Der von Ex-Präsident Donald Trump unterstützte Republikaner Glenn Youngkin gewann am Dienstag bei der Gouverneurswahl in Virginia. Er schlug den Demokraten Terry McAuliffe, für den Biden sich stark gemacht hatte. Biden hatte im Wahlkampf immer wieder versucht, Youngkin in die Nähe Trumps zu rücken - dieser hingegen wahrte öffentlich auffällig Distanz zu Trump. Der Grund, warum er Trump so häufig erwähnt habe, sei, dass die Themen, die dieser unterstütze, negative Auswirkungen auf das Leben der Menschen hätten, rechtfertigte sich Biden auf Nachfrage.

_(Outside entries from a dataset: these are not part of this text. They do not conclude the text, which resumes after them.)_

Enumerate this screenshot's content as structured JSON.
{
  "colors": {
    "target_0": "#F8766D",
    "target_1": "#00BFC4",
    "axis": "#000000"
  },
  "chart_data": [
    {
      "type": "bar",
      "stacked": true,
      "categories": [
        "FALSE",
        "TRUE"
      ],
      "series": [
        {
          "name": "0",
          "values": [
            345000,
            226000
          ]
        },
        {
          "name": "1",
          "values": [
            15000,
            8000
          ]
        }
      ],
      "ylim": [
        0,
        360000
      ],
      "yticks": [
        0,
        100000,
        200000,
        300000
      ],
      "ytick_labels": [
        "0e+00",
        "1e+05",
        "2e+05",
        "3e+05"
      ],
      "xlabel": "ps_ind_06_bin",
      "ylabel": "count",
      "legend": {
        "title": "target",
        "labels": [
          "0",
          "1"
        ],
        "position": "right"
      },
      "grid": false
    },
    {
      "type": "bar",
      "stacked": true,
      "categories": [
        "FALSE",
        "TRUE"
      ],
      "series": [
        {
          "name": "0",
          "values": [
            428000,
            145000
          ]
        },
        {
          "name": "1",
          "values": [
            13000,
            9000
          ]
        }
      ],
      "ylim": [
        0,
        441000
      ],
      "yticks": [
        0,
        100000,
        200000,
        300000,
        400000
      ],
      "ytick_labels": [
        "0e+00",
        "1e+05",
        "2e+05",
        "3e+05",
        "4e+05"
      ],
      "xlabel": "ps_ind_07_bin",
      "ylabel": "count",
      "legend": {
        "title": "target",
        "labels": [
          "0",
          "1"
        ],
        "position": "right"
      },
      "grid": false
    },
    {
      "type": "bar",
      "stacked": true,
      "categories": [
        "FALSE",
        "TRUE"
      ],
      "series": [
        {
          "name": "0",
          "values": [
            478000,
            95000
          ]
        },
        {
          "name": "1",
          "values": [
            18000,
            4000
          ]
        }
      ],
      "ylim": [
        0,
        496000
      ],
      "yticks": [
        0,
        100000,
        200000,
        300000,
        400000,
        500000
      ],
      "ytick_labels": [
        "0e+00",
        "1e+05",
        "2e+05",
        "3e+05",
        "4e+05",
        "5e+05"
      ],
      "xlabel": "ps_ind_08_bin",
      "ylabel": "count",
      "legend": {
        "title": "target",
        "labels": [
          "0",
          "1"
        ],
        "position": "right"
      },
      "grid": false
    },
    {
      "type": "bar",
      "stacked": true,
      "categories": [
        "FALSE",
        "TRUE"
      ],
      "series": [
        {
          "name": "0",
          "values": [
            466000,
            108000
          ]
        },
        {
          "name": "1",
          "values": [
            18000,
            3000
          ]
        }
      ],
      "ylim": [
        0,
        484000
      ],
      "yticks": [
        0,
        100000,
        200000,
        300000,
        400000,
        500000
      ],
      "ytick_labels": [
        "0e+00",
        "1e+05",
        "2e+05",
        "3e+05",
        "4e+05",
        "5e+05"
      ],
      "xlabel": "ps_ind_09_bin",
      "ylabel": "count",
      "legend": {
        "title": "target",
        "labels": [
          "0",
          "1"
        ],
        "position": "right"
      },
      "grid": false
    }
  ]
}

"Die Menschen sind über viele Dinge verärgert und verunsichert", sagte Biden. Dabei ginge es um Corona, Schule, Arbeitsplätze oder Benzinpreise. Seine Investitionspakete würden zur Besserung der Lage beitragen. Daher werde er sich weiter dafür stark machen, dass diese im Kongress verabschiedet würden. Seit Monaten blockieren parteiinterne Flügelkämpfe Bidens Pläne. Den linken Demokraten gehen die Vorhaben nicht weit genug, konservative Demokraten treten hingegen auf die Bremse.